Comment by madrox

17 hours ago

I've long held the current agent permission model is like playing a game of "Papers, Please" and most permission models engineers implement in their own AI products is more a measure of how trusting the user is with AI than an actual permission check.

I'm of the view that future controls should be more about approving plans and rewinding durable workflows as models get better at avoiding egregious mistakes.

the models will never avoid egregious behavior. think of it like every "good intentions" morality tale. theres almost always some geniune context where that behavior is wanted.

instead, the coding harness or determinative tool, will need hardcoded security features.

in opencode, almost all the power comes from bash and all other permissions are just chrades. its powerful and insecure because of it.

you can sand box them but then you fight the sandbox to pipe in your assets. the sandbox becomes porous because elsewise its useless.

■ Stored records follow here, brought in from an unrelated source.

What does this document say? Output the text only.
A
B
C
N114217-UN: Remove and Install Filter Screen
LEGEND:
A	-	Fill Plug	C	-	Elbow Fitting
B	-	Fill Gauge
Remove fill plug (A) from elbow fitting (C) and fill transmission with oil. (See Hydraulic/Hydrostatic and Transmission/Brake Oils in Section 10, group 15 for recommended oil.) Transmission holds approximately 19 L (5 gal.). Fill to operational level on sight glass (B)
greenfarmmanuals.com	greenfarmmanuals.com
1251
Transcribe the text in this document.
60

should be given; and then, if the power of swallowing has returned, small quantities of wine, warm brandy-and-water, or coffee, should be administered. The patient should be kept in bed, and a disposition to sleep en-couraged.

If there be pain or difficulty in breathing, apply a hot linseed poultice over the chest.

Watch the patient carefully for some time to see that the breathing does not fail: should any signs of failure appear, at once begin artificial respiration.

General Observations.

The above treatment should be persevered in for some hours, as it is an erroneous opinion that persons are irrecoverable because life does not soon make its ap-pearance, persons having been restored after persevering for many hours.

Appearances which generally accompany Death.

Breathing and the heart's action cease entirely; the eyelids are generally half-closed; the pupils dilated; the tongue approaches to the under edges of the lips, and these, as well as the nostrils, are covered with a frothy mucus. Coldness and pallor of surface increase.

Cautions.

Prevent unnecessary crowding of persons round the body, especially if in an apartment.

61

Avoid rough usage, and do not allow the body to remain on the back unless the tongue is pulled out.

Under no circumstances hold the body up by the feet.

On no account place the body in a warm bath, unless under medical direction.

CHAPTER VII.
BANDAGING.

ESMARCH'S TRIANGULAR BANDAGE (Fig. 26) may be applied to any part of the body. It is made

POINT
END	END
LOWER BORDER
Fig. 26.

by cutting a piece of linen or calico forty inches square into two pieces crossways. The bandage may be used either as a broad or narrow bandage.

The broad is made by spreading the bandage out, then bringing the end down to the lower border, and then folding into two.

MCPs dont address much either.

want we are looking for is a portal or protocol that has the model and harness and the actions tunneled, like ssh, to some fixed scoped and limited shell along side the assets.

then, the user and LLM can the negotiate assets and actions as needed via the protocol.

but alas, as your comment suggests, people thing theres some perfect context thatll prevent bad things from happening. the libertarian paradise without regulation.

  • I think you're choosing to ignore what I said about the implication of durable workflows, because you seem to be inventing some stories about my comment.

    I find that well documented plans do pretty well at aligning AI to what I want it to do, and if it does go astray, as you rightly point out it can still do, it would be sufficient if I can undo it with little pain. We do this kind of thing all the time in CI/CD pipelines.

    Even humans can take down production. We have all kinds of guards in place to empower while also defending against the intern accidentally dropping the DB.